On why the collusion era was so bad for parity:

And when we were going through the collusion process, the thing that was the most revealing, that illustrated the unfairness, was the very rudiment of the game itself: the talent. All the players went to Minnesota. Rave reviews for the management of the Minnesota Twins, cause they had plenty of money to sign five or six stars. What did collusion do for the game? It just removed parity from the system cause players said, “I’m going to go win if I can’t get appropriately paid.” Ironically, the players’ desire to win proved the point that none of this is good for the game cause parity is completely removed when you have an artificial value structure attached to talent.

On hatred from fans:

Every fan of a team, my role in the game for them is never positive. Cause remember, if the free agent goes to the city, that’s his decision. If the free agent leaves the city, that was my decision. And the athlete shouldn’t wear the horns of one team to the next. And if I get a competent contract for an athlete, that is viewed as something that takes away from their owner’s ability to go out get other athletes and make their team better. Now without knowing the landscape of the financial landscape of each franchise, it’s certainly going to appear that my role is anti-their team.

A counterintuitive solution to the minor league living wage debate that I’m pretty sure I do not buy into:

The rule should be: sign seniors, unless they’re really really good, let them go to college. You get college players for $1,500 a month, but anytime you sign a player without a college degree, anytime you do that, you gotta pay them $3,000 a month. The reason is, I want the incentive, the onus, on “I’ll take a college player.” You go out, you get a degree, you can rough it up for four or five months, as long as you want to take your change in baseball, you’re not spending a lot of money on those guys, you can service the minor leagues, get some good ballplayers to play low A, Rookie Ball along with your prospects, and do it at half the cost. But wait until they finish school. Then go get them. If you don’t want to do that, you want to take the risk because you think there’s a proprietary value to it, then you have to pay them $3,000 a month on entry. High schoolers, you have to pay them double. Simple rule, you want to save money, get most college seniors, get mostly guys that have exhausted their academic eligibility, then you get to pay them half.

On how his client, free-agent catcher Matt Wieters, is “Carlton Fisk-like”:

I told someone, he’s got the same projection as Carlton Fisk. “What?!” I’m going like, excuse me, Matt Wieters has won two gold gloves at 30, Carlton Fisk had won one. He’s a better ball blocker and he throws the same. Carlton Fisk was on the All-Star team six times by the age of 30. Matt Wieters, four. He has the same number of games caught by the age of 30. Their home runs and RBIs are very similar. All of a sudden they’re going, “Are you saying he’s Carlton Fisk?” And I’m saying, “What I’m saying is he’s Carlton Fisk-like.” Carlton Fisk’s batting average is 30 points higher. But he plays in Boston. And the reality of it is, in this time and this age, the whole thing, no one ever associated Matt Wieters with Carlton Fisk. And you know what? Pretty associational behavior.

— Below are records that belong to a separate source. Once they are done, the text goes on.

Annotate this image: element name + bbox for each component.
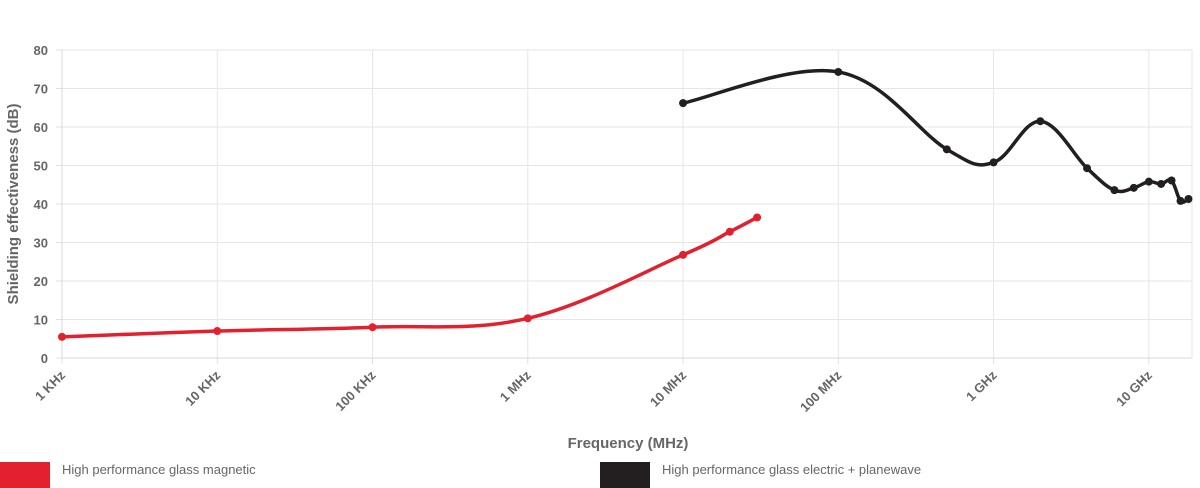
data-point[interactable] bbox=[1036, 117, 1045, 126]
data-point[interactable] bbox=[1167, 176, 1176, 185]
data-point[interactable] bbox=[989, 158, 998, 167]
x-tick-label: 10 KHz bbox=[182, 367, 224, 409]
series-line-0 bbox=[60, 215, 759, 339]
x-axis-label: Frequency (MHz) bbox=[568, 435, 689, 452]
data-point[interactable] bbox=[679, 250, 688, 259]
x-tick-label: 100 MHz bbox=[797, 367, 845, 415]
legend-item-electric-planewave[interactable]: High performance glass electric + planew… bbox=[600, 462, 921, 488]
series-line-1 bbox=[681, 68, 1191, 204]
data-point[interactable] bbox=[523, 314, 532, 323]
y-tick-label: 20 bbox=[34, 274, 48, 289]
legend-item-magnetic[interactable]: High performance glass magnetic bbox=[0, 462, 256, 488]
legend-swatch-magnetic bbox=[0, 462, 50, 488]
data-point[interactable] bbox=[1129, 183, 1138, 192]
y-tick-label: 40 bbox=[34, 197, 48, 212]
grid bbox=[61, 49, 1193, 359]
axes: 0 10 20 30 40 50 60 70 80 1 KHz 10 KHz 100 KHz 1 MHz… bbox=[32, 43, 1192, 415]
legend-label-electric-planewave: High performance glass electric + planew… bbox=[662, 462, 922, 477]
y-tick-label: 0 bbox=[41, 351, 48, 366]
y-tick-label: 70 bbox=[34, 82, 48, 97]
x-tick-label: 10 GHz bbox=[1113, 367, 1155, 409]
data-point[interactable] bbox=[1184, 195, 1193, 203]
legend-swatch-electric-planewave bbox=[600, 462, 650, 488]
data-point[interactable] bbox=[725, 227, 734, 236]
x-tick-label: 1 KHz bbox=[32, 367, 68, 403]
x-tick-label: 10 MHz bbox=[647, 367, 690, 410]
data-point[interactable] bbox=[753, 213, 762, 222]
x-tick-label: 100 KHz bbox=[332, 367, 379, 414]
legend-label-magnetic: High performance glass magnetic bbox=[62, 462, 256, 477]
data-point[interactable] bbox=[834, 67, 843, 76]
data-point[interactable] bbox=[1110, 186, 1119, 195]
y-tick-label: 60 bbox=[34, 120, 48, 135]
data-point[interactable] bbox=[942, 145, 951, 154]
data-point[interactable] bbox=[1083, 164, 1092, 173]
series-layer bbox=[58, 67, 1193, 341]
y-tick-label: 30 bbox=[34, 236, 48, 251]
data-point[interactable] bbox=[679, 99, 688, 108]
x-tick-label: 1 MHz bbox=[497, 367, 535, 405]
x-tick-label: 1 GHz bbox=[963, 367, 1000, 404]
y-tick-label: 10 bbox=[34, 313, 48, 328]
y-tick-label: 80 bbox=[34, 43, 48, 58]
y-tick-label: 50 bbox=[34, 159, 48, 174]
data-point[interactable] bbox=[1157, 179, 1166, 188]
data-point[interactable] bbox=[1176, 196, 1185, 205]
data-point[interactable] bbox=[213, 327, 222, 336]
y-axis-label: Shielding effectiveness (dB) bbox=[5, 104, 22, 305]
data-point[interactable] bbox=[368, 323, 377, 332]
data-point[interactable] bbox=[1144, 177, 1153, 186]
data-point[interactable] bbox=[58, 332, 66, 341]
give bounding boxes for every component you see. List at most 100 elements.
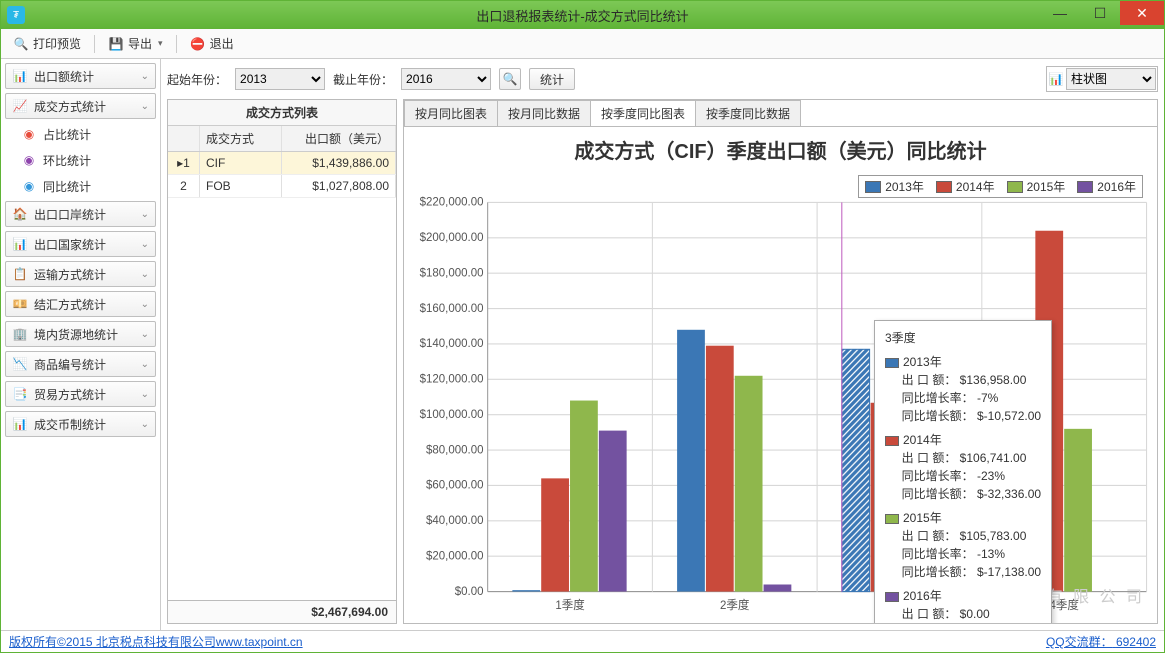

Most of the conversations are abstracts about the business of the game, as Boras isn’t giving away any juicy scoops on potential signings—for a fun game, drink every time he says “proprietary”—but he’s a brilliant guy deeply obsessed with baseball. The podcast pays special attention to the way the professional game is influenced by the amateur industry. Boras discusses how decisions in Little League, high school tournaments, and scholarship availability all affect the talent at the highest level. It’s easy enough to believe him when he says, “This game changed my life, it has given me everything I have.”